John Ambroseo - President and CEO
Sure. It's a very fair and appropriate question, Patrick. What I would highlight from 2011 is we had two markets that went through an inversion, I guess. You already mentioned one, which was API. And there was a fairly significant amount of revenue lost between 2011 and 2015, for a variety of reasons. Some of it was overcapacity. Some of it was one of the main competitors was basically sidelined for a year or two, and all the business was falling to our customers.
But the other market is a scientific market, and we have actually quantified that one for people, that between I think it was 2011 and 2014 revenue in scientific went down by about $35 million. And that was essentially stimulus related. And the loss of revenue in API was actually greater than that.
So when I look at what we are doing and I tried to judge the efficacy of programs, the investments that we have made and that we have targeted for different markets have largely delivered what we expected of them. But we were trying to fill a $70 million-plus whole created by those two markets. If you take a baseline, today's baseline, and say what does it look like going forward, we have certainly -- I think we've done a good job of positioning ourselves in a number of markets where we should be able to capture growth going forward. The Monaco is a pretty exciting product. The CO product can be a game changer. And clearly, the fiber market is a big opportunity. We don't have to capture a lot of market share for it to move the needle for us. So I am comfortable that there are good growth opportunities on the horizon, I think, if we are dealing with 2015 as the basis for comparison.
Patrick Newton - Analyst
And, John, you mentioned Monaco, the carbon monoxide and fiber. You didn't mention flat panel display. Is that part of the growth story?
John Ambroseo - President and CEO
Well, of course, flat panel display is a big part of the story. But I mentioned the three because these are new opportunities that are not part of the mix. So yes, they all contribute. I wasn't excluding flat panel because of any reason other than I was trying to focus on new things.
Patrick Newton - Analyst
Great. Thank you, John.
Operator
Mark Douglass with Longbow Research.
Mark Douglass - Analyst
With expectations for follow-on order or more orders, I should say, in fourth-quarter in 1Q and flat panel, what are the chances any of these sneak into fiscal 2016? Or would these predominantly fall into fiscal 2017?

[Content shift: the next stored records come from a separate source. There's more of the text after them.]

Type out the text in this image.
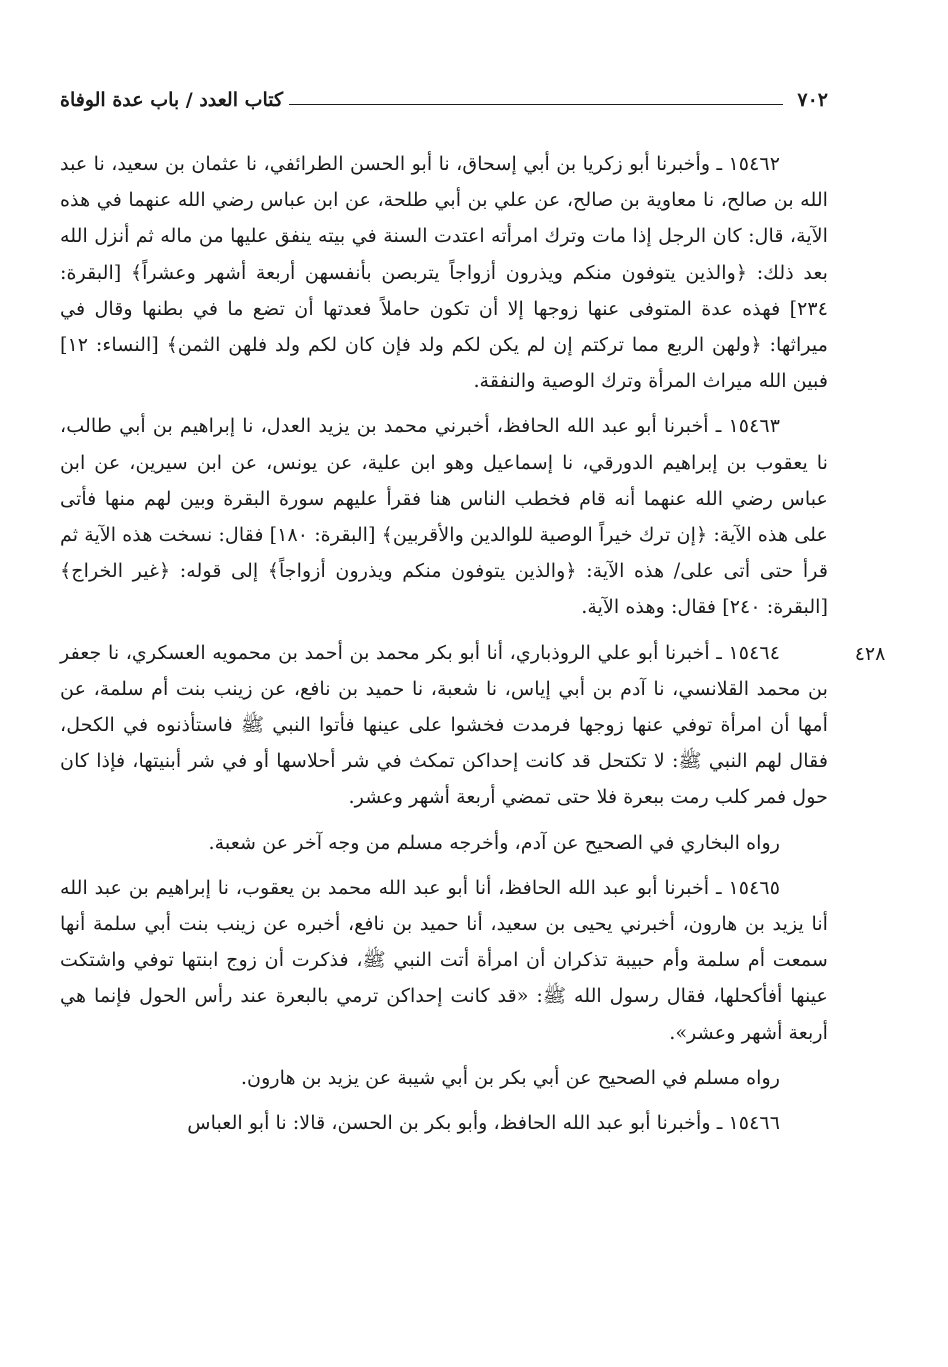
٧٠٢
كتاب العدد / باب عدة الوفاة
٤٢٨

١٥٤٦٢ ـ وأخبرنا أبو زكريا بن أبي إسحاق، نا أبو الحسن الطرائفي، نا عثمان بن سعيد، نا عبد الله بن صالح، نا معاوية بن صالح، عن علي بن أبي طلحة، عن ابن عباس رضي الله عنهما في هذه الآية، قال: كان الرجل إذا مات وترك امرأته اعتدت السنة في بيته ينفق عليها من ماله ثم أنزل الله بعد ذلك: ﴿والذين يتوفون منكم ويذرون أزواجاً يتربصن بأنفسهن أربعة أشهر وعشراً﴾ [البقرة: ٢٣٤] فهذه عدة المتوفى عنها زوجها إلا أن تكون حاملاً فعدتها أن تضع ما في بطنها وقال في ميراثها: ﴿ولهن الربع مما تركتم إن لم يكن لكم ولد فإن كان لكم ولد فلهن الثمن﴾ [النساء: ١٢] فبين الله ميراث المرأة وترك الوصية والنفقة.

١٥٤٦٣ ـ أخبرنا أبو عبد الله الحافظ، أخبرني محمد بن يزيد العدل، نا إبراهيم بن أبي طالب، نا يعقوب بن إبراهيم الدورقي، نا إسماعيل وهو ابن علية، عن يونس، عن ابن سيرين، عن ابن عباس رضي الله عنهما أنه قام فخطب الناس هنا فقرأ عليهم سورة البقرة وبين لهم منها فأتى على هذه الآية: ﴿إن ترك خيراً الوصية للوالدين والأقربين﴾ [البقرة: ١٨٠] فقال: نسخت هذه الآية ثم قرأ حتى أتى على/ هذه الآية: ﴿والذين يتوفون منكم ويذرون أزواجاً﴾ إلى قوله: ﴿غير الخراج﴾ [البقرة: ٢٤٠] فقال: وهذه الآية.

١٥٤٦٤ ـ أخبرنا أبو علي الروذباري، أنا أبو بكر محمد بن أحمد بن محمويه العسكري، نا جعفر بن محمد القلانسي، نا آدم بن أبي إياس، نا شعبة، نا حميد بن نافع، عن زينب بنت أم سلمة، عن أمها أن امرأة توفي عنها زوجها فرمدت فخشوا على عينها فأتوا النبي ﷺ فاستأذنوه في الكحل، فقال لهم النبي ﷺ: لا تكتحل قد كانت إحداكن تمكث في شر أحلاسها أو في شر أبنيتها، فإذا كان حول فمر كلب رمت ببعرة فلا حتى تمضي أربعة أشهر وعشر.

رواه البخاري في الصحيح عن آدم، وأخرجه مسلم من وجه آخر عن شعبة.

١٥٤٦٥ ـ أخبرنا أبو عبد الله الحافظ، أنا أبو عبد الله محمد بن يعقوب، نا إبراهيم بن عبد الله أنا يزيد بن هارون، أخبرني يحيى بن سعيد، أنا حميد بن نافع، أخبره عن زينب بنت أبي سلمة أنها سمعت أم سلمة وأم حبيبة تذكران أن امرأة أتت النبي ﷺ، فذكرت أن زوج ابنتها توفي واشتكت عينها أفأكحلها، فقال رسول الله ﷺ: «قد كانت إحداكن ترمي بالبعرة عند رأس الحول فإنما هي أربعة أشهر وعشر».

رواه مسلم في الصحيح عن أبي بكر بن أبي شيبة عن يزيد بن هارون.

١٥٤٦٦ ـ وأخبرنا أبو عبد الله الحافظ، وأبو بكر بن الحسن، قالا: نا أبو العباس
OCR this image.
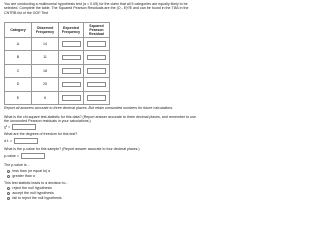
You are conducting a multinomial hypothesis test (α = 0.05) for the claim that all 5 categories are equally likely to be selected. Complete the table. The Squared Pearson Residuals are the (O - E)²/E and can be found in the TI84 in the CNTRB list of the GOF Test
Category	Observed Frequency	Expected Frequency	Squared Pearson Residual
A	14		
B	11		
C	18		
D	25		
E	6		
Report all answers accurate to three decimal places. But retain unrounded numbers for future calculations.
What is the chi-square test-statistic for this data? (Report answer accurate to three decimal places, and remember to use the unrounded Pearson residuals in your calculations.)
χ² =
What are the degrees of freedom for this test?
d.f. =
What is the p-value for this sample? (Report answer accurate to four decimal places.)
p-value =
The p-value is...
less than (or equal to) α
greater than α
This test statistic leads to a decision to...
reject the null hypothesis
accept the null hypothesis
fail to reject the null hypothesis
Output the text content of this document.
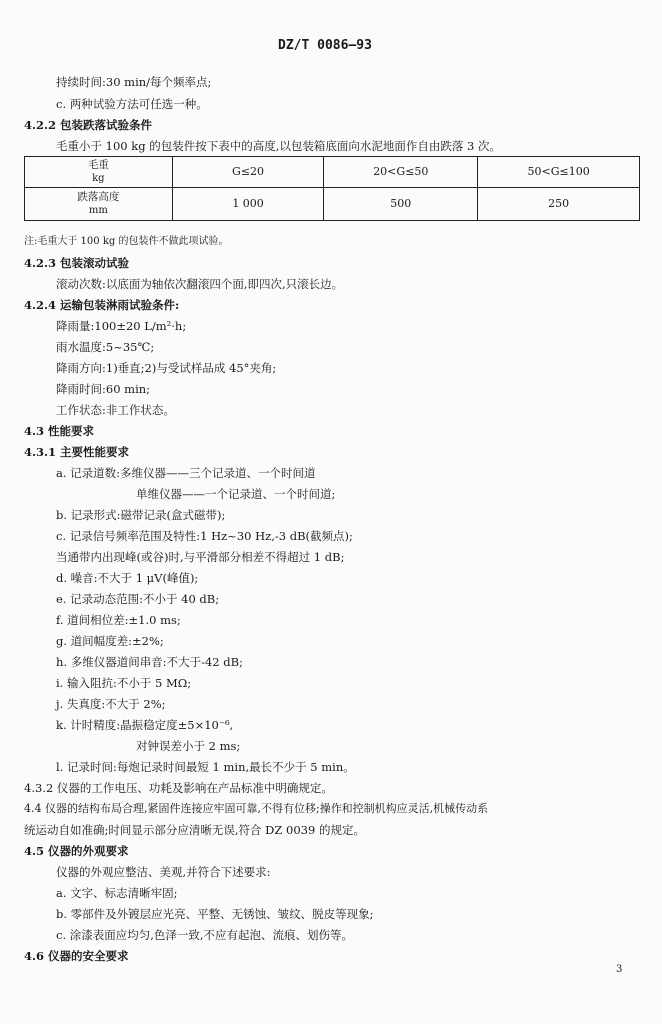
DZ/T 0086—93
持续时间:30 min/每个频率点;
c. 两种试验方法可任选一种。
4.2.2 包装跌落试验条件
毛重小于 100 kg 的包装件按下表中的高度,以包装箱底面向水泥地面作自由跌落 3 次。
毛重
kg	G≤20	20<G≤50	50<G≤100

跌落高度
mm	1 000	500	250
注:毛重大于 100 kg 的包装件不做此项试验。
4.2.3 包装滚动试验
滚动次数:以底面为轴依次翻滚四个面,即四次,只滚长边。
4.2.4 运输包装淋雨试验条件:
降雨量:100±20 L/m²·h;
雨水温度:5~35℃;
降雨方向:1)垂直;2)与受试样品成 45°夹角;
降雨时间:60 min;
工作状态:非工作状态。
4.3 性能要求
4.3.1 主要性能要求
a. 记录道数:多维仪器——三个记录道、一个时间道
单维仪器——一个记录道、一个时间道;
b. 记录形式:磁带记录(盒式磁带);
c. 记录信号频率范围及特性:1 Hz~30 Hz,-3 dB(截频点);
当通带内出现峰(或谷)时,与平滑部分相差不得超过 1 dB;
d. 噪音:不大于 1 μV(峰值);
e. 记录动态范围:不小于 40 dB;
f. 道间相位差:±1.0 ms;
g. 道间幅度差:±2%;
h. 多维仪器道间串音:不大于-42 dB;
i. 输入阻抗:不小于 5 MΩ;
j. 失真度:不大于 2%;
k. 计时精度:晶振稳定度±5×10⁻⁶,
对钟误差小于 2 ms;
l. 记录时间:每炮记录时间最短 1 min,最长不少于 5 min。
4.3.2 仪器的工作电压、功耗及影响在产品标准中明确规定。
4.4 仪器的结构布局合理,紧固件连接应牢固可靠,不得有位移;操作和控制机构应灵活,机械传动系
统运动自如准确;时间显示部分应清晰无误,符合 DZ 0039 的规定。
4.5 仪器的外观要求
仪器的外观应整洁、美观,并符合下述要求:
a. 文字、标志清晰牢固;
b. 零部件及外镀层应光亮、平整、无锈蚀、皱纹、脱皮等现象;
c. 涂漆表面应均匀,色泽一致,不应有起泡、流痕、划伤等。
4.6 仪器的安全要求
3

John Ambroseo - President and CEO
Oh, you mean for revenue?
Mark Douglass - Analyst
Correct, correct.
John Ambroseo - President and CEO
I think a fair number will actually be 2016 deliveries.
Mark Douglass - Analyst
Oh, wow. Okay. So you have, certainly, an open capacity?
John Ambroseo - President and CEO
Yes.
Mark Douglass - Analyst
Okay, thank you.
Operator
At this time we have no further questions in the queue. I will turn the call back over to John Ambroseo for any additional or closing remarks.
John Ambroseo - President and CEO
Thank you so much, everyone, for your participation. And Jay, thank you as well. We will look forward to speaking to you in a few months.
Operator
This concludes today's conference call. You may now disconnect.